Trent'anni fa la guerra in Bosnia, cent'anni fa la Grande guerra. Ora come allora, la guerra è tornata in Europa

Trent’anni fa la Bosnia, in questi giorni l’Ucraina: 1992-2022. Un anniversario che, andando più indietro nel tempo, ci porta alla Prima guerra mondiale e a una serie di interessanti punti in comune.

L’assedio di Sarajevo durò 1425 giorni e la guerra di Bosnia, iniziata nel 1992, terminò nel 1996 con i controversi accordi di Dayton. Solamente otto anni prima, la Gerusalemme d’Europa aveva ospitato le Olimpiadi invernali. Ricordo ancora le grandi affissioni a memoria di quell’evento poste in giro per la città, crivellate dai colpi dell’artiglieria serba che sparava da quel monte Igman dove si erano tenute le gare. Una di queste affissioni era nella piazza del Mercato: lì morirono 68 persone sotto il tiro vigliacco del nemico. Con la dissoluzione della Jugoslavia, la guerra tornava in Europa dopo esserne stata assente dal 1945; poi nel 1999 arrivò la fine dei conti con la Serbia, e ora, dopo altri 23 anni, è l’Ucraina a bruciare. 
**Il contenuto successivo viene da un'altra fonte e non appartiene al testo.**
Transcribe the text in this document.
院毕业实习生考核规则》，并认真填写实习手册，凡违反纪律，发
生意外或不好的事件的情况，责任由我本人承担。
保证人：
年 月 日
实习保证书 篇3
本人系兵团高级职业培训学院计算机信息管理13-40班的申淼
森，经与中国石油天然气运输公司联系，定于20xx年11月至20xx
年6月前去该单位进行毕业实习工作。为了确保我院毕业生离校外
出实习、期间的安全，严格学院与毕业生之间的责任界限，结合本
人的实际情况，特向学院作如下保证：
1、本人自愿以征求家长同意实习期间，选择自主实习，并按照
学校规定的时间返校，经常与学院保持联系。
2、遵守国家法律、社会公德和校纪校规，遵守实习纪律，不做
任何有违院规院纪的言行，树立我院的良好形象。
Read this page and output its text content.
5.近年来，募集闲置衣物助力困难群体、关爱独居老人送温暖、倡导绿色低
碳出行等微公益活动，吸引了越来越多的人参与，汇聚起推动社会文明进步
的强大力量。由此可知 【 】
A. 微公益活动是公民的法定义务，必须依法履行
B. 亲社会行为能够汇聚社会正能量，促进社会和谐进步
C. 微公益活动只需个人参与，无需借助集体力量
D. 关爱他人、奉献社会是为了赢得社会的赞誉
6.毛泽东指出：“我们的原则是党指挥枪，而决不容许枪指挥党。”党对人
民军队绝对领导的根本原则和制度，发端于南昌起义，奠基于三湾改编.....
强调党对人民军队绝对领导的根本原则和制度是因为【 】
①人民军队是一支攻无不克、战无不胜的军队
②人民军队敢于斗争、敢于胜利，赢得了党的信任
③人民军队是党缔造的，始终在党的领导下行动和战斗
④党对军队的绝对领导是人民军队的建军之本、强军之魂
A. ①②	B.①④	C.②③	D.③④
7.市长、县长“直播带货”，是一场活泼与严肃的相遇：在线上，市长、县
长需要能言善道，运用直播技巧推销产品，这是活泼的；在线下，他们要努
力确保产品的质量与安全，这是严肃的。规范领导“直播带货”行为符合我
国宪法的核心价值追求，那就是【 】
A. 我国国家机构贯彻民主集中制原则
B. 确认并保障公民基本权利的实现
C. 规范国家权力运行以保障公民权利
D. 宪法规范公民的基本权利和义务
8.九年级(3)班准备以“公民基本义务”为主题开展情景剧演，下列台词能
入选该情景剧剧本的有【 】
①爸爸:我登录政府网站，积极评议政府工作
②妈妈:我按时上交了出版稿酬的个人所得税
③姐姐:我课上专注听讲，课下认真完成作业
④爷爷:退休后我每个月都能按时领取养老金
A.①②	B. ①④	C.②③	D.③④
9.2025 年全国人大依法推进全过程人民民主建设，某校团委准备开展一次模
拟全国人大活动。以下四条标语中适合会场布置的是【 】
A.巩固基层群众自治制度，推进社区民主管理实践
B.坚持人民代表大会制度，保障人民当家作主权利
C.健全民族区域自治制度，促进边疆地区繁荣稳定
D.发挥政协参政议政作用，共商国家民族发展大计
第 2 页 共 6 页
Allora come ora, epicentro di questi fatti sono territori che furono parte del grande impero asburgico che comprendeva anche le nostre valli: tirolesi, bosniaci, galiziani avevano in comune la figura dell’imperatore. Ancora oggi, sentire nelle cronache quotidiane i nomi di Leopoli e di Przemysl un po’ di impressione la fa; mio nonno poi, quando parlava della tragica ritirata di Russia che aveva vissuto in prima persona, citava Kiev e molte altre località che oggi appaiono in tv, travolte da un’altra guerra.

Allora come ora, aggressori e aggrediti: cent’anni fa, gli imperi centrali accesero l’incendio dopo l’assassinio di Francesco Ferdinando e della moglie. E torniamo a Sarajevo. Trent’anni fa la Serbia, ortodossa e filorussa intraprese quell’odiosa campagna di pulizia etnica e oggi è la Russia, con l’appoggio morale della Chiesa ortodossa, a invadere l’Ucraina, terra in cui vi sono fedeli ortodossi e cattolici. Allora come ora, una guerra sporca, criminale, segnata dall’azione di feroci milizie paramilitari, dalla deportazione su base etnica.

E allora come ora, se pensiamo all’incendio jugoslavo e a quanto accade oggi, è stata la voglia di guardare a Occidente, all’Unione Europea e all’Alleanza Atlantica, ma più in generale a un modello di vita e di democrazia, a suscitare la reazione di un mondo legato ad una vecchia tradizione.

Trent’anni fa l’egida serba, oggi quella russa sui popoli “fratelli” ucraino e bielorusso, per non parlare dell’utopia di portare i confini a quelli sovietici o perfino zaristi. “L’Ucraina non esiste” dice Putin e il patriarca Kirill gli dà sponda. “Siamo liberi e sovrani, legittimati a scegliere” risposero allora sloveni, croati, bosniaci, kosovari, macedoni e ora l’attore-presidente-eroe Zelensky. L’uso politico della religione ebbe una parte sostanziale nella tragedia bosniaca, usata per dividere e contrapporre le diverse etnie: “Sei stati, cinque nazioni, quattro lingue, tre religioni, due alfabeti, un solo Tito” era il motto che caratterizzava il fragile orgoglio jugoslavo prima della dissoluzione.

Infine, la forza dei nomi, che danno a queste due guerre altri punti in comune, a partire dal nome “Kraj”, radice slava per dire “limite, confine”: la guerra bosniaca iniziò proprio nella Kraijna di Knin, enclave serba in territorio croato; lo stesso nome segna la “marca”, il territorio di confine d’Ucraina: a sud il mare, a ovest i polacchi e, appunto, l’impero degli Asburgo.

Sono le follie di questa violenza a non conoscere, per ora, confini.